Pre-trained language models (PLMs) have achieved remarkable success in NLP tasks. Despite the great success, mainstream solutions largely follow the pre-training then finetuning paradigm, which brings in both high deployment costs and low training efficiency. Nevertheless, fine-tuning on a specific task is essential because PLMs are only pre-trained with language signal from large raw data. In this paper, we propose a novel fine-tuning-free strategy for language models, to consider both language signal and teacher signal. Teacher signal is an abstraction of a battery of downstream tasks, provided in a unified proposition format. Trained with both language and strong task-aware teacher signals in an interactive manner, our FreeLM model demonstrates strong generalization and robustness. FreeLM outperforms large models e.g., GPT-3 and InstructGPT, on a range of language understanding tasks in experiments. FreeLM is much smaller with 0.3B parameters, compared to 175B in these models.
翻译:自由语言模型:无微调预训练模型
预训练语言模型在NLP任务中取得了显着的成功。
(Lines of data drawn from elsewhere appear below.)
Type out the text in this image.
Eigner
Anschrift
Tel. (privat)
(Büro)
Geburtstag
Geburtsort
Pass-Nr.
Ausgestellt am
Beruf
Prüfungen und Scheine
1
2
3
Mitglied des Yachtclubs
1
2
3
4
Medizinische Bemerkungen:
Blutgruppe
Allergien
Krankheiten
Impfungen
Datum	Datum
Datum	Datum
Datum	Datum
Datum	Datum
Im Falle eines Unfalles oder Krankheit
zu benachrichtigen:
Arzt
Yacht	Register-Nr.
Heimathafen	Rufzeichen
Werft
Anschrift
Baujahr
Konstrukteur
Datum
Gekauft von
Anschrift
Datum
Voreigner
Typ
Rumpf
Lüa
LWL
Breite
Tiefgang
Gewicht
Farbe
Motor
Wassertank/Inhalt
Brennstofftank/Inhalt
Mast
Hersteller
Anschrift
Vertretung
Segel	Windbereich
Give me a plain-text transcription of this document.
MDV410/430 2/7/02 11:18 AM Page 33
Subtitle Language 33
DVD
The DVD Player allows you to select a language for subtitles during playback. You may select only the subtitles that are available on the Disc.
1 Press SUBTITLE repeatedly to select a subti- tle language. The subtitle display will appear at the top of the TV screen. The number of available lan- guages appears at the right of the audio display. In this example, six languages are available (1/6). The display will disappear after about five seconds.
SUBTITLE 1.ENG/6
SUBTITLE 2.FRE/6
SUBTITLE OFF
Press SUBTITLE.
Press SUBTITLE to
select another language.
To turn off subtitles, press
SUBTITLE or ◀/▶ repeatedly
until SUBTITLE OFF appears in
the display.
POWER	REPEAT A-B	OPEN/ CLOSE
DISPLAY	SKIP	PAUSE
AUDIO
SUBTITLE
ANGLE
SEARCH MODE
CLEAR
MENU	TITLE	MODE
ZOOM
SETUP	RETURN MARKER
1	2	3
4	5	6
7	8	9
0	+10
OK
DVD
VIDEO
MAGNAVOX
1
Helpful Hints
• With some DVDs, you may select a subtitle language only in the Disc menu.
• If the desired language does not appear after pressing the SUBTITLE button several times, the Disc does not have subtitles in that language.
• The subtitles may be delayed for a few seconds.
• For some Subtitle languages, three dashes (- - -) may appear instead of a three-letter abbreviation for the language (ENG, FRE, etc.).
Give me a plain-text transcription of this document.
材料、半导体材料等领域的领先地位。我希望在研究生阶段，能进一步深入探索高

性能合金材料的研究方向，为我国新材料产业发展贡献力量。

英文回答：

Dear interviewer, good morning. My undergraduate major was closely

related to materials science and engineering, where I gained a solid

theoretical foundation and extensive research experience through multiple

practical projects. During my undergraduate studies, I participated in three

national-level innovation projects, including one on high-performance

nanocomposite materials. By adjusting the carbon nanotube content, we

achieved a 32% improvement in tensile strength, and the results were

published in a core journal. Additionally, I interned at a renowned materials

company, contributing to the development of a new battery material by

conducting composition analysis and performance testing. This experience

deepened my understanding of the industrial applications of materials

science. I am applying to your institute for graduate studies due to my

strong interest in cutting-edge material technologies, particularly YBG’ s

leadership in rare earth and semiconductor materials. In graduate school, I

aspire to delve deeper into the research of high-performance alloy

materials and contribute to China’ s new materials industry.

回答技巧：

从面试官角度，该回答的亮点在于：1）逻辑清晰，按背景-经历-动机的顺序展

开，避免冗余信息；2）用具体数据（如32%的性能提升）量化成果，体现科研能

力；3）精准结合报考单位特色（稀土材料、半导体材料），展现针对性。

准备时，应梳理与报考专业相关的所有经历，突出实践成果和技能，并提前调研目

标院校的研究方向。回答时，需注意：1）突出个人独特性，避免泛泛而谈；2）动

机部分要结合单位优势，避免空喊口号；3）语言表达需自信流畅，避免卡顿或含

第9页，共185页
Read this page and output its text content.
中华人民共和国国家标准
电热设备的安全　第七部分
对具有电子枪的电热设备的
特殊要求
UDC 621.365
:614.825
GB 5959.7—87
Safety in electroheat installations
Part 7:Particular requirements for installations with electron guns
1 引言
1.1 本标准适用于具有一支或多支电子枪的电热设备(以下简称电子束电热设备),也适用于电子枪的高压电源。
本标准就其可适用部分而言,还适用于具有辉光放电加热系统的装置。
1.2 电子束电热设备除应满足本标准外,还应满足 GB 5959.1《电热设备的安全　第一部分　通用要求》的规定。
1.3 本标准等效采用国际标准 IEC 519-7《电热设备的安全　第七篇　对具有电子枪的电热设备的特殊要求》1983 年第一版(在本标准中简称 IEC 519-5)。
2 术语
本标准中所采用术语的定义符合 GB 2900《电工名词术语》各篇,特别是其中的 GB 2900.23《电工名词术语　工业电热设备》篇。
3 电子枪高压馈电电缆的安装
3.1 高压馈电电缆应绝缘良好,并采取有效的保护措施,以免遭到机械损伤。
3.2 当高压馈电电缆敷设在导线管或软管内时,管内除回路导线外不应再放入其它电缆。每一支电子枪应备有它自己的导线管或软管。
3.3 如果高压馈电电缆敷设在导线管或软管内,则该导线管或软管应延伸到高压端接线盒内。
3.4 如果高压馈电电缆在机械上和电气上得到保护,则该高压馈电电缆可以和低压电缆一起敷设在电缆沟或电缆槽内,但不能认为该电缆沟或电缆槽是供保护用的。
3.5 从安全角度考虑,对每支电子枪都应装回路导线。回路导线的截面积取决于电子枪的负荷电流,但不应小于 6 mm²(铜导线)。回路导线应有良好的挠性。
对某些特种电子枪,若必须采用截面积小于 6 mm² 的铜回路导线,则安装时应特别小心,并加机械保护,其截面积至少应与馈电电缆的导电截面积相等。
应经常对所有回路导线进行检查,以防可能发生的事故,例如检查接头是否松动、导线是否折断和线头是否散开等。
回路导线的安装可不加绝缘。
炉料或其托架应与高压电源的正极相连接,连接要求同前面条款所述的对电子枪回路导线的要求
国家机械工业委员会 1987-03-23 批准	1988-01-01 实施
然而,主流的解决方案在很大程度上遵循预训练然后微调的范式,这既带来了高部署成本,也降低了训练效率。尽管如此,在特定任务上微调是必不可少的,因为PLMs只是用来自大型原始数据的语言信号进行预训练的。在本文中,我们提出了一种新颖的无微调预训练语言模型策略,旨在考虑语言信号和示范信号。示范信号是下游任务的抽象,以统一的命题格式提供。我们的FreeLM模型进行了语言和强任务感知的示范信号交互式训练,表现出强大的泛化性和鲁棒性。在实验中,FreeLM在一系列语言理解任务上均优于大型模型(如GPT-3和InstructGPT)。相比于这些模型的175B参数,FreeLM小得多,仅有0.3B参数。